Iteration in Python

Tags: python technical

Let's start Iterating in our own class

Almost all the built-in classes in Python allows us to iterate using for..in syntax, and the language allows us to extend the user created classes to give the same functionality using minimum coding. Let's see how we can achive the same.

Any object which has to provide iteration is called an iterable, and to be one it has to implement two methods:

  • \*iter\*()
  • \*next\*()

    Whenever you use for..in loop, internally \*iter\* method is called, and it has to return an iterable object. Since we are implementing this functionality on some class, returning an object of this class, or self usually does the trick.

    The second method, \*next\* (or next in Python2) holds the logic which returns the next object of the iterable. For instance, if we are iterating over a list, [1,2,3,4], then calling \*next\* initially will return 1, then the second call will return 2, and so on. Once the next-logic has exhausted and there isn't any element to return, we have to raise a StopIteration exception. for loop is designed to consume and digest this exception and behave as if nothing happened, any other uncaught exception is passed through it to the outer scope.

    Let's create a class which takes in a list and returns a list with all the elements doubled.

    class DoubleTheList(object):
        def __init__(self, input_list):
            self.input_list = [2*x for x in input_list]
            self.input_list_length = len(self.input_list) - 1
            self.current_index = 0
    
        def __iter__(self):
            return self
    
        def __next__(self)
            if self.current_index <= self.input_list_length:
                current_val = self.input_list[self.current_index]
                self.current_index += 1
                return current_val
            else:
                raise StopIteration
    > dbl_list = DoubleTheList([1,2,3,4])
    > for x in dbl_list: print(x)
    2
    4
    6
    8
    
    > for x in dbl_list: print(x)
    # Ouch! No output

    Don't depend on self

    What happened??? In comparision to built-in iterators like lists, the behavior of our object is totally different:

    > x = [1,2,3]
    > for elem in x: print(elem)
    1
    2
    3
    
    > for elem in x: print(elem)
    1
    2
    3

    If we iterate over a list (or tuple, or dict) we can keep on iterating again and again.

    As I said, for calls the \*iter\* method every time the loop is initialised, and once it gets the object it calls the \*next\* method until it encounters a StopIteration exception. So, then the fault lies in our \*iter\*() method. If you see, although we are returning an object, once the \*next\* logic is exhausted in the object, it doesn't get renewed.

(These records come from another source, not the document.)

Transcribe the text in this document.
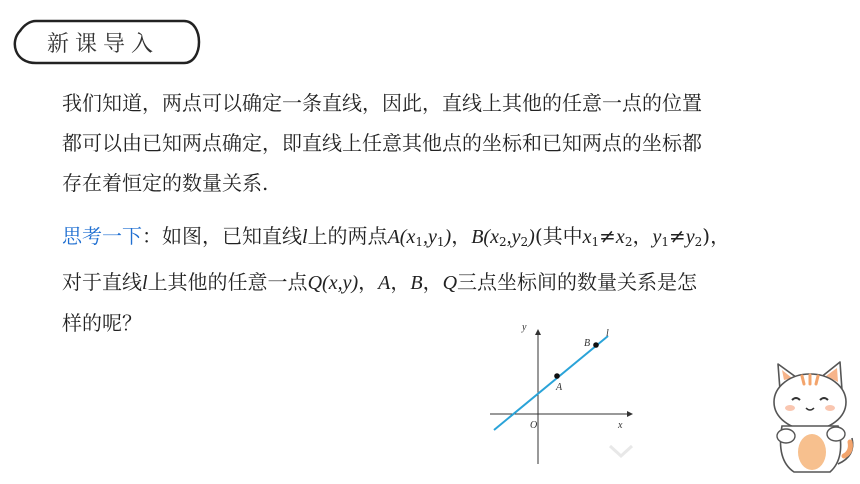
新课导入
我们知道，两点可以确定一条直线，因此，直线上其他的任意一点的位置
都可以由已知两点确定，即直线上任意其他点的坐标和已知两点的坐标都
存在着恒定的数量关系.
思考一下：如图，已知直线l上的两点$A(x_1,y_1)$，$B(x_2,y_2)$(其中$x_1\ne x_2$，$y_1\ne y_2$)，
对于直线l上其他的任意一点Q(x,y)，A，B，Q三点坐标间的数量关系是怎
样的呢？	y
x
O
A
B
l
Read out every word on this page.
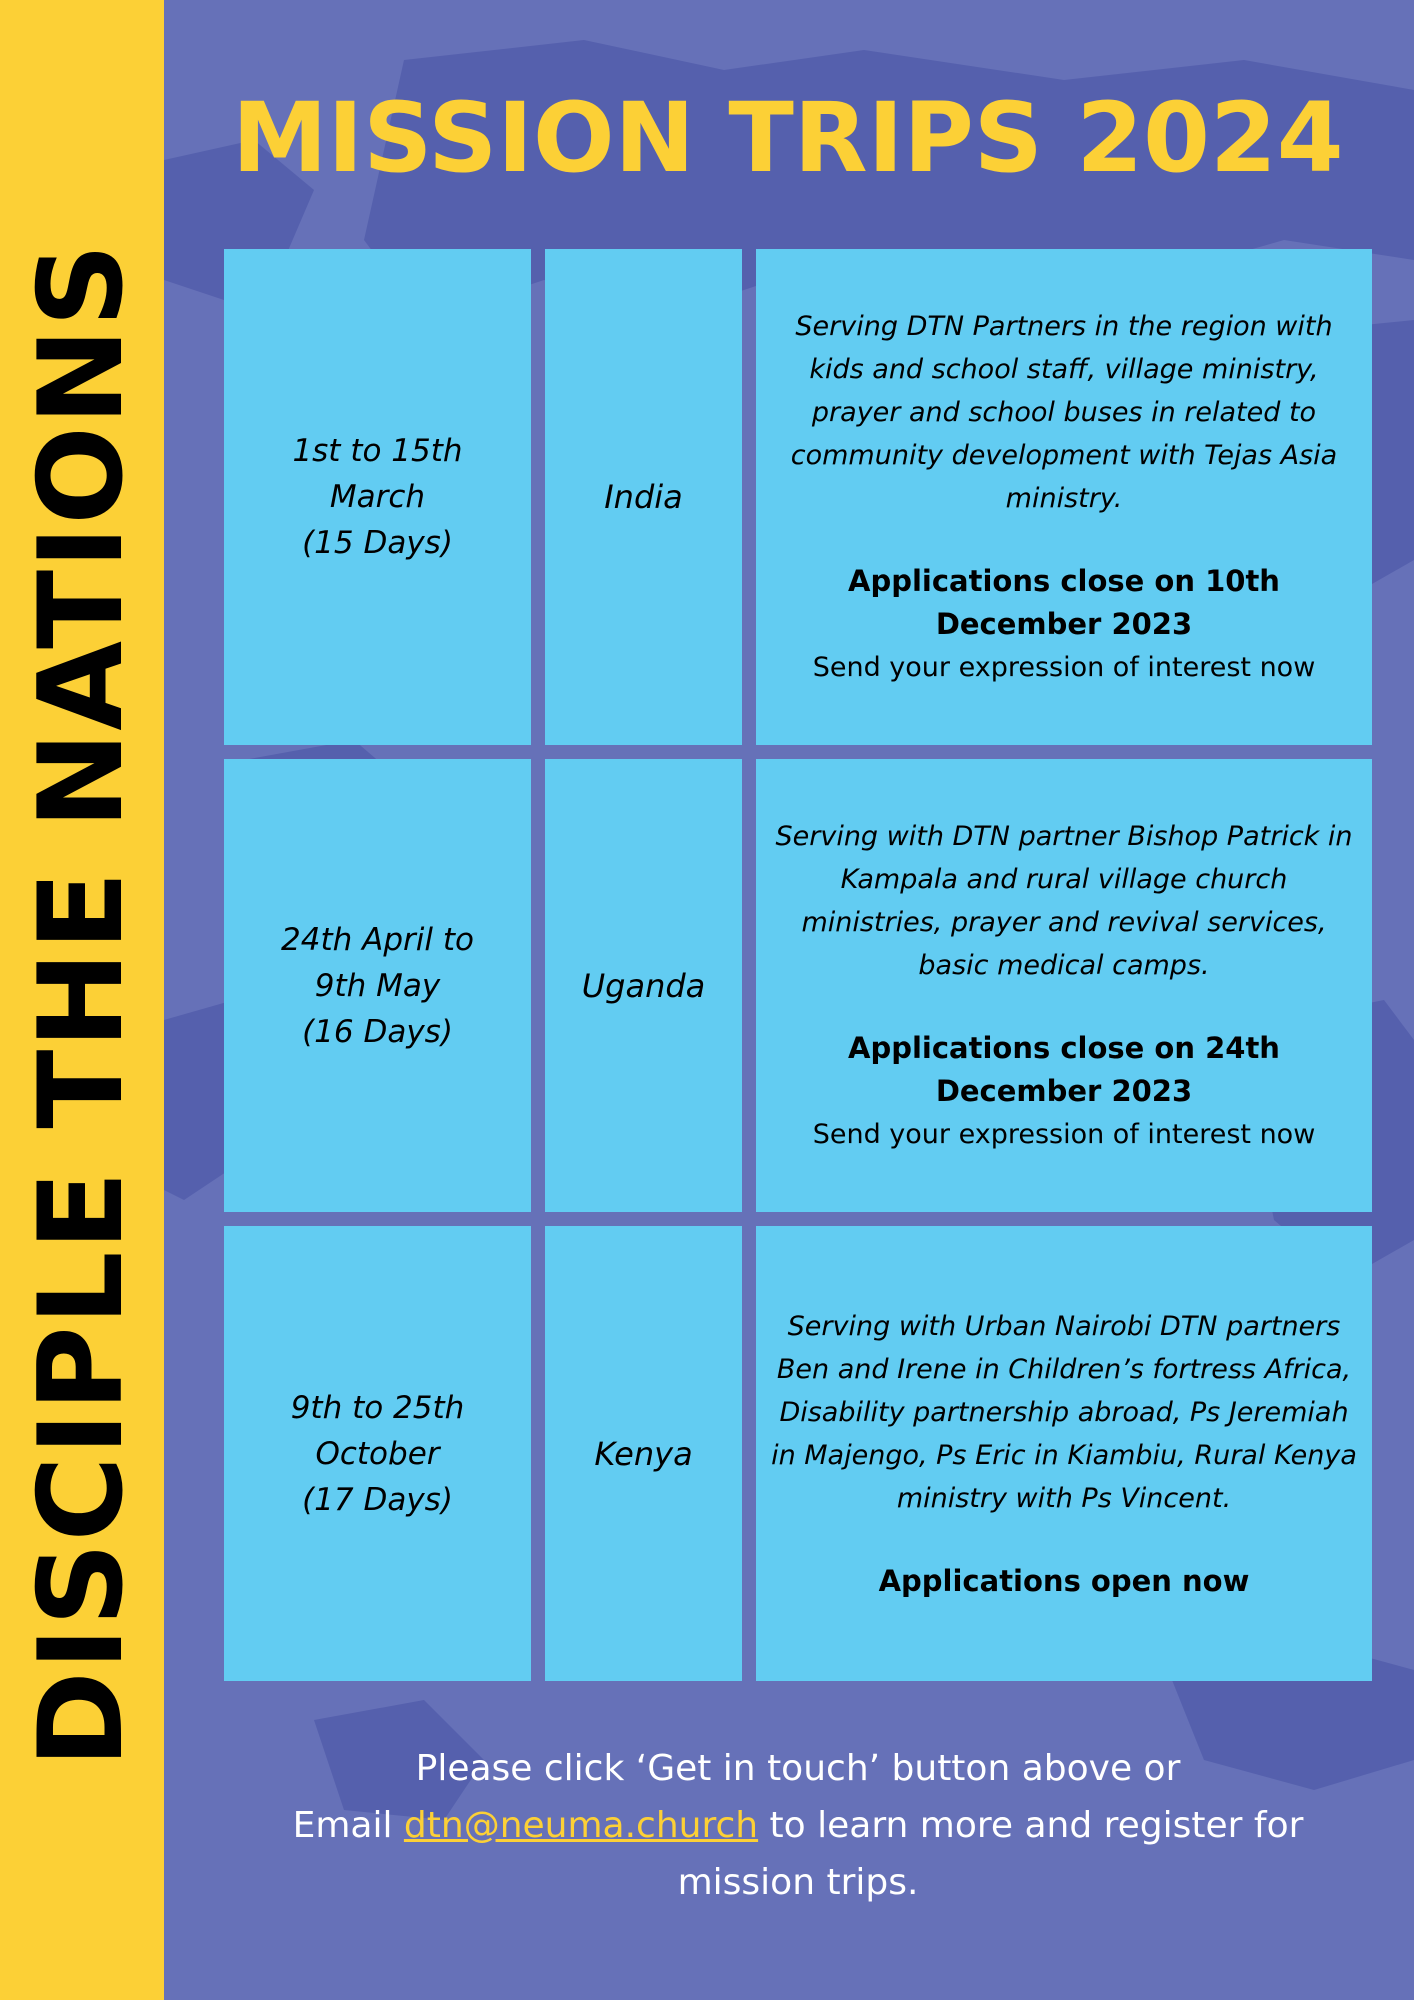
DISCIPLE THE NATIONS
MISSION TRIPS 2024
1st to 15th
March
(15 Days)
India

Serving DTN Partners in the region with kids and school staff, village ministry, prayer and school buses in related to community development with Tejas Asia ministry.

Applications close on 10th December 2023

Send your expression of interest now

24th April to
9th May
(16 Days)
Uganda

Serving with DTN partner Bishop Patrick in Kampala and rural village church ministries, prayer and revival services, basic medical camps.

Applications close on 24th December 2023

Send your expression of interest now

9th to 25th
October
(17 Days)
Kenya

Serving with Urban Nairobi DTN partners Ben and Irene in Children’s fortress Africa, Disability partnership abroad, Ps Jeremiah in Majengo, Ps Eric in Kiambiu, Rural Kenya ministry with Ps Vincent.

Applications open now

Please click ‘Get in touch’ button above or
Email dtn@neuma.church to learn more and register for mission trips.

    So instead of returning self, we have to return a new instance so that for can start working with a fresh iteration. This requires a small change in our code:

    class DoubleTheList(object):
        def __init__(self, input_list):
            self.input_list = input_list
            self.input_list_length = len(self.input_list) - 1
            self.current_index = 0
    
        def __iter__(self):
            return DoubleTheList(self.input_list)
    
        def __next__(self)
            if self.current_index <= self.input_list_length:
                current_val = 2 * self.input_list[self.current_index]
                self.current_index += 1
                return current_val
            else:
                raise StopIteration

    Let's test this thing:

    > dbl_list = DoubleTheList([1,2,3,4])
    > for x in dbl_list: print(x)
    2
    4
    6
    8
    
    > for x in dbl_list: print(x)
    2
    4
    6
    8

    Parting Words

    So it's clear that implementing iteration in Python is pretty simple and straightforwards, like a lot of other things in the language.